There is nothing ex post facto in R.A. 8249. Ex post facto law, generally, provides
retroactive effect of penal laws. R.A. 8249 is not a penal law. It is a substantive
law on jurisdiction which is not penal in character. Penal laws are those acts of
the Legislature which prohibit certain acts and establish penalties for their
violations or those that define crimes and provide for their punishment. R.A. 7975,
as regards the Sandiganbayan’s jurisdiction, its mode of appeal and other
procedural matters, has been declared by the Court as not a penal law, but clearly
a procedural statute, one which prescribes rules of procedure by which courts
applying laws of all kinds can properly administer justice. Not being a penal law,
the retroactive application of R.A. 8249 cannot be challenged as unconstitutional.
In People vs. Montejo, it was held that an offense is said to have been committed
in relation to the office if it is intimately connected with the office of the offender
and perpetrated while he was in the performance of his official functions.

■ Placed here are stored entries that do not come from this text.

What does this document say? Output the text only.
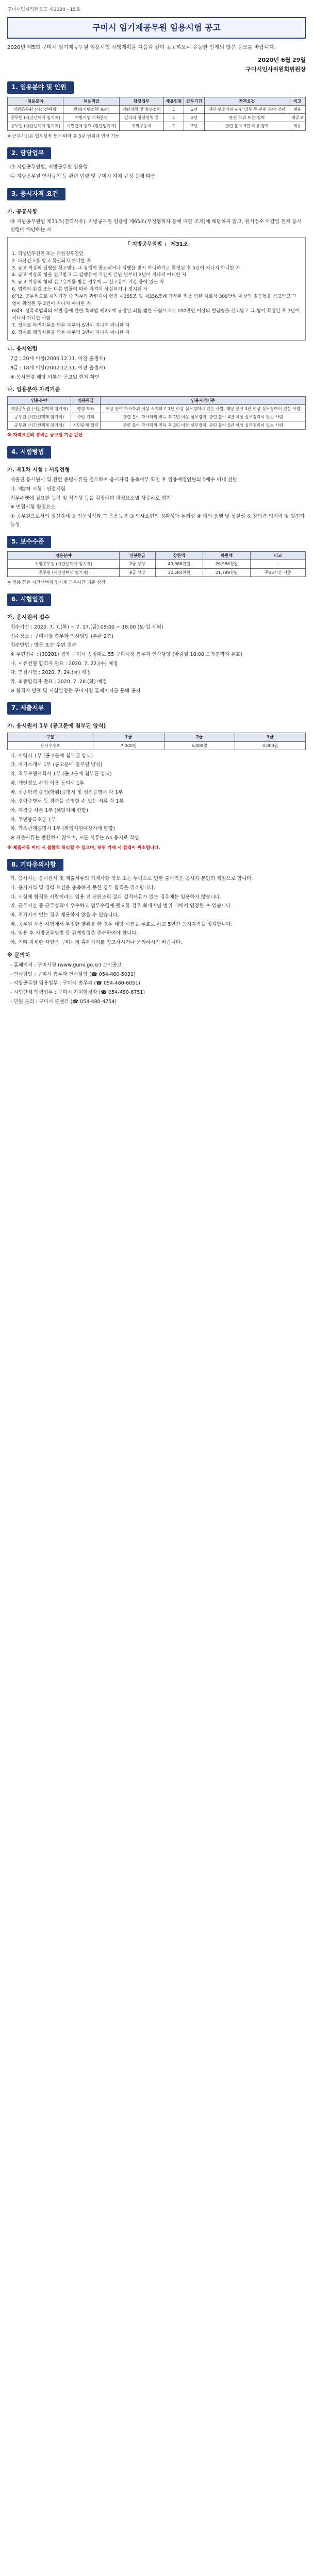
구미시임시직원공고 제2020 - 15호
구미시 임기제공무원 임용시험 공고

2020년 제5회 구미시 임기제공무원 임용시험 시행계획을 다음과 같이 공고하오니 유능한 인재의 많은 응모를 바랍니다.

2020년 6월 29일
구미시인사위원회위원장
1. 임용분야 및 인원
임용분야	채용직급	담당업무	채용인원	근무기간	자격요건	비고
지방공무원 (시간선택제)	행정(지방정책 보좌)	지방정책 및 청년정책	1	2년	정부 행정기관 관련 업무 등 관련 분야 경력	채용
공무원 (시간선택제 임기제)	지방사업 기획운영	일자리 청년정책 등	1	2년	관련 학위 또는 경력	재공고
공무원 (시간선택제 임기제)	시민단체 협력 (일반임기제)	지역공동체	1	2년	관련 분야 3년 이상 경력	채용
※ 근무기간은 업무실적 등에 따라 총 5년 범위내 연장 가능
2. 담당업무
㉠ 지방공무원법, 지방공무원 임용령
㉡ 지방공무원 인사규칙 등 관련 법령 및 구미시 자체 규정 등에 따름
3. 응시자격 요건
가. 공통사항
㉮ 지방공무원법 제31조(결격사유), 지방공무원 임용령 제65조(부정행위자 등에 대한 조치)에 해당하지 않고, 원서접수 마감일 현재 응시연령에 해당하는 자
「 지방공무원법 」 제31조
1. 피성년후견인 또는 피한정후견인
2. 파산선고를 받고 복권되지 아니한 자
3. 금고 이상의 실형을 선고받고 그 집행이 종료되거나 집행을 받지 아니하기로 확정된 후 5년이 지나지 아니한 자
4. 금고 이상의 형을 선고받고 그 집행유예 기간이 끝난 날부터 2년이 지나지 아니한 자
5. 금고 이상의 형의 선고유예를 받은 경우에 그 선고유예 기간 중에 있는 자
6. 법원의 판결 또는 다른 법률에 따라 자격이 상실되거나 정지된 자
6의2. 공무원으로 재직기간 중 직무와 관련하여 형법 제355조 및 제356조에 규정된 죄를 범한 자로서 300만원 이상의 벌금형을 선고받고 그 형이 확정된 후 2년이 지나지 아니한 자
6의3. 성폭력범죄의 처벌 등에 관한 특례법 제2조에 규정된 죄를 범한 사람으로서 100만원 이상의 벌금형을 선고받고 그 형이 확정된 후 3년이 지나지 아니한 사람
7. 징계로 파면처분을 받은 때부터 5년이 지나지 아니한 자
8. 징계로 해임처분을 받은 때부터 3년이 지나지 아니한 자
나. 응시연령
7급 : 20세 이상(2000.12.31. 이전 출생자)
9급 : 18세 이상(2002.12.31. 이전 출생자)
※ 응시연령 해당 여부는 공고일 현재 확인
나. 임용분야 자격기준
임용분야	임용등급	임용자격기준
지방공무원 (시간선택제 임기제)	행정 보좌	해당 분야 학사학위 이상 소지하고 1년 이상 실무경력이 있는 사람, 해당 분야 3년 이상 실무경력이 있는 사람
공무원 (시간선택제 임기제)	사업 기획	관련 분야 학사학위 취득 후 2년 이상 실무경력, 관련 분야 4년 이상 실무경력이 있는 사람
공무원 (시간선택제 임기제)	시민단체 협력	관련 분야 학사학위 취득 후 3년 이상 실무경력, 관련 분야 5년 이상 실무경력이 있는 사람
※ 자격요건의 경력은 공고일 기준 판단
4. 시험방법
가. 제1차 시험 : 서류전형
제출된 응시원서 및 관련 증빙서류를 검토하여 응시자격 충족여부 확인 후 임용예정인원의 5배수 이내 선발
나. 제2차 시험 : 면접시험
직무수행에 필요한 능력 및 적격성 등을 검정하며 평정요소별 상중하로 평가
※ 면접시험 평정요소
① 공무원으로서의 정신자세 ② 전문지식과 그 응용능력 ③ 의사표현의 정확성과 논리성 ④ 예의·품행 및 성실성 ⑤ 창의력·의지력 및 발전가능성
5. 보수수준
임용분야	연봉등급	상한액	하한액	비고
지방공무원 (시간선택제 임기제)	7급 상당	40,368천원	26,986천원	-
공무원 (시간선택제 임기제)	9급 상당	32,584천원	21,789천원	주35시간 기준
※ 연봉 등은 시간선택제 임기제 근무시간 기준 산정
6. 시험일정
가. 응시원서 접수
접수기간 : 2020. 7. 7.(화) ~ 7. 17.(금) 09:00 ~ 18:00 (토·일 제외)
접수장소 : 구미시청 총무과 인사담당 (본관 2층)
접수방법 : 방문 또는 우편 접수
※ 우편접수 : (39281) 경북 구미시 송정대로 55 구미시청 총무과 인사담당 (마감일 18:00 도착분까지 유효)
나. 서류전형 합격자 발표 : 2020. 7. 22.(수) 예정
다. 면접시험 : 2020. 7. 24.(금) 예정
라. 최종합격자 발표 : 2020. 7. 28.(화) 예정
※ 합격자 발표 및 시험일정은 구미시청 홈페이지를 통해 공지
7. 제출서류
가. 응시원서 1부 (공고문에 첨부된 양식)
구분	1급	2급	3급
응시수수료	7,000원	5,000원	3,000원
나. 이력서 1부 (공고문에 첨부된 양식)
다. 자기소개서 1부 (공고문에 첨부된 양식)
라. 직무수행계획서 1부 (공고문에 첨부된 양식)
마. 개인정보 수집·이용 동의서 1부
바. 최종학력 졸업(학위)증명서 및 성적증명서 각 1부
사. 경력증명서 등 경력을 증명할 수 있는 서류 각 1부
아. 자격증 사본 1부 (해당자에 한함)
자. 주민등록초본 1부
차. 가족관계증명서 1부 (취업지원대상자에 한함)
※ 제출서류는 반환하지 않으며, 모든 서류는 A4 용지로 작성
※ 제출서류 미비 시 불합격 처리될 수 있으며, 허위 기재 시 합격이 취소됩니다.
8. 기타유의사항
가. 응시자는 응시원서 및 제출서류의 기재사항 착오 또는 누락으로 인한 불이익은 응시자 본인의 책임으로 합니다.
나. 응시자격 및 경력 요건을 충족하지 못한 경우 합격을 취소합니다.
다. 시험에 합격한 사람이라도 임용 전 신원조회 결과 결격사유가 있는 경우에는 임용하지 않습니다.
라. 근무기간 중 근무실적이 우수하고 업무수행에 필요한 경우 최대 5년 범위 내에서 연장할 수 있습니다.
마. 적격자가 없는 경우 채용하지 않을 수 있습니다.
바. 공무원 채용 시험에서 부정한 행위를 한 경우 해당 시험을 무효로 하고 5년간 응시자격을 정지합니다.
사. 임용 후 지방공무원법 등 관계법령을 준수하여야 합니다.
아. 기타 자세한 사항은 구미시청 홈페이지를 참고하시거나 문의하시기 바랍니다.
※ 문의처
- 홈페이지 : 구미시청 (www.gumi.go.kr) 고시공고
- 인사담당 : 구미시 총무과 인사담당 (☎ 054-480-5031)
- 지방공무원 임용업무 : 구미시 총무과 (☎ 054-480-6051)
- 시민단체 협력업무 : 구미시 자치행정과 (☎ 054-480-6751)
- 민원 문의 : 구미시 콜센터 (☎ 054-480-4754)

Such
intimate relation must be alleged in the information which is essential in
determining the jurisdiction of the Sandiganbayan. However, upon examination
of the amended information, there was no specific allegation of facts that the
shooting of the victim by the said principal accused was intimately related to the
discharge of their official duties as police officers. Likewise, the amended
information does not indicate that the said accused arrested and investigated the
victim and then killed the latter while in their custody. The stringent requirement
that the charge set forth with such particularity as will reasonably indicate the
exact offense which the accused is alleged to have committed in relation to his
office was not established.
Consequently, for failure to show in the amended informations that the charge of
murder was intimately connected with the discharge of official functions of the
accused PNP officers, the offense charged in the subject criminal cases is plain
murder and, therefore, within the exclusive original jurisdiction of the Regional
Trial Court and not the Sandiganbayan.